Ancak bitkisel tedavi için yine bir sıkıntıda hekimlerimizin öğrenimleri boyunca bu konuda eğitim almamaları ve bu konuya eğilmemeleridir. Almanya örneğinde olduğu gibi tıbbi çayların hekim reçetesi ile eczacı danışmanlığında karşılandığı bir modele dönüşmesinin gerekliliği tartışılamaz. Bu modelde hem halka doğru droglarla doğru bitkisel tedavi uygulanıp tedavi takibi de rahatlıkla sağlanabilir. Bu tip tedavilerin tıpkı majistral formüller gibi geri ödeme kapsamına alınması planlanabilir.

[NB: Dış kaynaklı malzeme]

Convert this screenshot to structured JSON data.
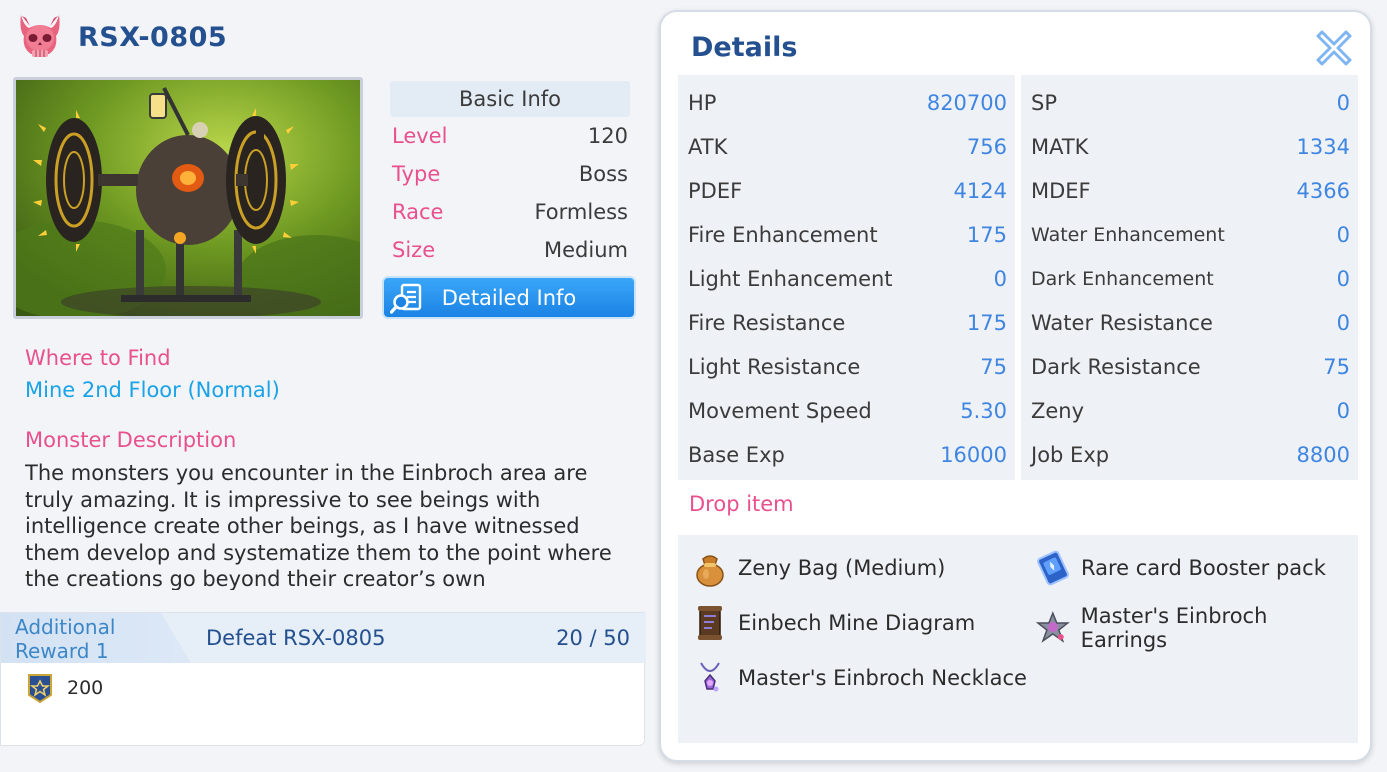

Droglardan elde edilen ekstrelerden oluşturulan ilaç görünümlü (kapsül, tablet, ampul) ürünlerin GMP kurallarına uyulan ve nutrasötik veya bitkisel ilaç olarak değerlendirilip sadece sağlıklı yaşam desteği dışında tedavi edici etkilerinin de bilimsel çalışmalarla desteklenmesi sağlanmalıdır.
Ruhsat başvuruları hassasiyetle takip edilmeli
Bu alandaki önemli bir problemde aktar adı altında yetkin olmayan kişilerce açılan alanlarda bu hammaddelerin kontrolsüzce satılmasıdır. Geleneksel olarak baharatçı formatında olması gereken yerler maalesef sanki bir sağlık merkeziymişçesine rahatlıkla endikasyon belirtip tedavi iddiasında bulunabilmektedir. Ayrıca ağır metal ve pestisit tayinleri yapılmamış, UV filtrasyon ile sterilize edilmemiş hangi tür bitki olduğu belli olmayan karışımlar hasla satılmaktadır. Bu tip yerlerin sağlık müdürlüklerince denetlenmesi ve tedavi edici ya da fizyolojik olarak etkileri bulunan drogların bu alanlarda satılması yasaklanmalıdır. Yine gıda desteği, nutrasötik ve bitkisel ilaç tanımları net olarak yapılmalı ve bu ürünlerin denetimi ve ruhsat yetkisi Sağlık Bakanlığı’na verilmelidir. Bu ürünlerin ruhsat başvuruları hassasiyetle takip edilmeli ve kimyasal tahşiş engellenmelidir.
Eczacı olarak bize düşen görevde eczanelerimizde ilaç kalitesinde güvenilir ve standardize edilmiş ürünleri bulundurarak doğru bilgi ile halka sunmamızdır.